Révoltés par la brutalité policière répétée envers les Noirs, des millions d’Américains ont participé à des manifestations antiracistes cette année. La mort de George Floyd, un Noir étouffé par le genou d’un policier blanc en mai dernier, filmée par des passants horrifiés, y a été pour beaucoup. Ce n’était pas la première fois qu’un meurtre raciste faisait l’objet de telles vidéos. Mais dans un contexte social de plus en plus tendu, elle a entraîné des manifestations contre le racisme qui ont duré tout l’été.

Face à cette mobilisation, des bandes d’extrême droite armées ont paradé démonstrativement en soutien aux forces anti-émeutes de la police pour « nettoyer les rues », entraînant des confrontations qui ont déjà fait quelques morts.

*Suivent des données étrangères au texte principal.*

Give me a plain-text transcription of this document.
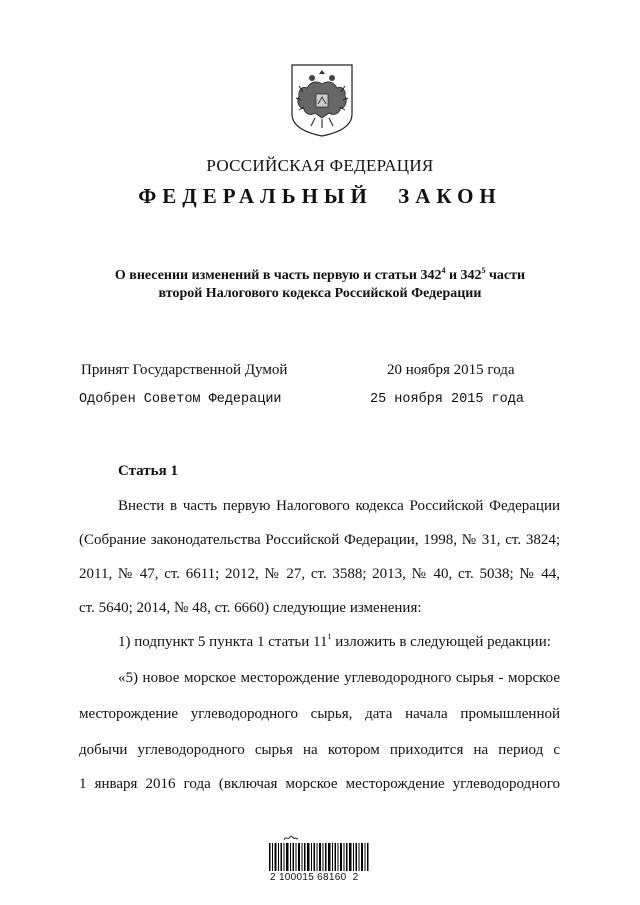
РОССИЙСКАЯ ФЕДЕРАЦИЯ
ФЕДЕРАЛЬНЫЙ ЗАКОН
О внесении изменений в часть первую и статьи $342^4$ и $342^5$ части
второй Налогового кодекса Российской Федерации
Принят Государственной Думой	20 ноября 2015 года
Одобрен Советом Федерации	25 ноября 2015 года
Статья 1
Внести в часть первую Налогового кодекса Российской Федерации
(Собрание законодательства Российской Федерации, 1998, № 31, ст. 3824;
2011, № 47, ст. 6611; 2012, № 27, ст. 3588; 2013, № 40, ст. 5038; № 44,
ст. 5640; 2014, № 48, ст. 6660) следующие изменения:
1) подпункт 5 пункта 1 статьи $11^1$ изложить в следующей редакции:
«5) новое морское месторождение углеводородного сырья - морское
месторождение углеводородного сырья, дата начала промышленной
добычи углеводородного сырья на котором приходится на период с
1 января 2016 года (включая морское месторождение углеводородного
2 100015 68160  2
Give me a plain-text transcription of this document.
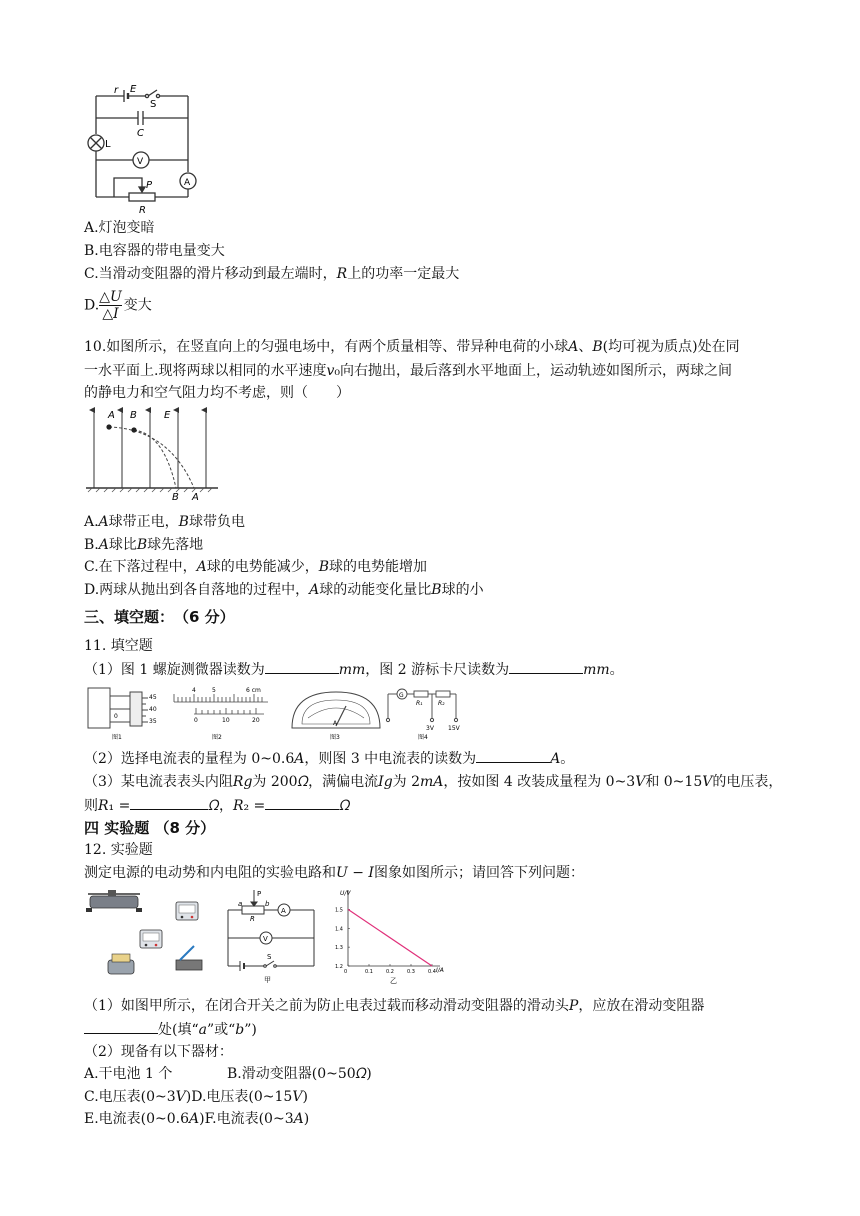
r E
S
C
L
V
A
P
R
A.灯泡变暗
B.电容器的带电量变大
C.当滑动变阻器的滑片移动到最左端时，𝑅上的功率一定最大
D. $\frac{\text{△𝑈}}{\text{△𝐼}}$ 变大
10.如图所示，在竖直向上的匀强电场中，有两个质量相等、带异种电荷的小球𝐴、𝐵(均可视为质点)处在同
一水平面上.现将两球以相同的水平速度𝑣₀向右抛出，最后落到水平地面上，运动轨迹如图所示，两球之间
的静电力和空气阻力均不考虑，则（　　）
A B	E
B A
A.𝐴球带正电，𝐵球带负电
B.𝐴球比𝐵球先落地
C.在下落过程中，𝐴球的电势能减少，𝐵球的电势能增加
D.两球从抛出到各自落地的过程中，𝐴球的动能变化量比𝐵球的小
三、填空题：　（6 分）
11. 填空题
（1）图 1 螺旋测微器读数为	𝑚𝑚，图 2 游标卡尺读数为	𝑚𝑚。
45
40
35
0
图1
4	5	6 cm
0	10	20
图2
A
图3
G
R₁	R₂
3V 15V
图4
（2）选择电流表的量程为 0~0.6𝐴，则图 3 中电流表的读数为	𝐴。
（3）某电流表表头内阻𝑅𝑔为 200𝛺，满偏电流𝐼𝑔为 2𝑚𝐴，按如图 4 改装成量程为 0~3𝑉和 0~15𝑉的电压表，
则𝑅₁ =	𝛺，𝑅₂ =	𝛺
四 实验题 （8 分）
12. 实验题
测定电源的电动势和内电阻的实验电路和𝑈 − 𝐼图象如图所示；请回答下列问题：
P
a
R
b
A
V
S
甲
0	0.1	0.2	0.3	0.4
1.2
1.3
1.4
1.5
U/V
I/A
乙
（1）如图甲所示，在闭合开关之前为防止电表过载而移动滑动变阻器的滑动头𝑃，应放在滑动变阻器
处(填“𝑎”或“𝑏”)
（2）现备有以下器材：
A.干电池 1 个	B.滑动变阻器(0~50𝛺)
C.电压表(0~3𝑉)D.电压表(0~15𝑉)
E.电流表(0~0.6𝐴)F.电流表(0~3𝐴)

Toute la présidence de Trump a été marquée par le nationalisme, par un racisme à peine dissimulé visant à accentuer les divisions, par la démagogie anti-immigrés, le sexisme, la bigoterie religieuse, l’anticommunisme, encourageant les préjugés réactionnaires de larges couches de la population qui constituent son socle électoral. L’extrême droite y a aussi trouvé un vivier pour recruter, et elle ne se contentera peut-être pas de servir de force d’appoint à Trump et aux républicains.

Les tensions politiques ont jusqu’à présent été largement canalisées par la campagne électorale. À l’avenir, elles prendront peut-être d’autres formes, d’autant plus brutales que le capitalisme en crise bouleverse la vie de tant de gens. C’est pourquoi attribuer toute la responsabilité de la situation catastrophique au seul Trump, comme l’ont fait les démocrates pour faire élire Biden, revient à cacher les causes réelles de la crise : l’avidité d’une bourgeoisie qui précipite le monde du travail vers l’abîme.

C’est cette bourgeoisie qu’il faudra renverser si les travailleurs ne veulent pas subir l’exploitation, le chômage et la pauvreté, en y étant contraints par un État brutal et raciste, voire par la menace de milices armées fascisantes.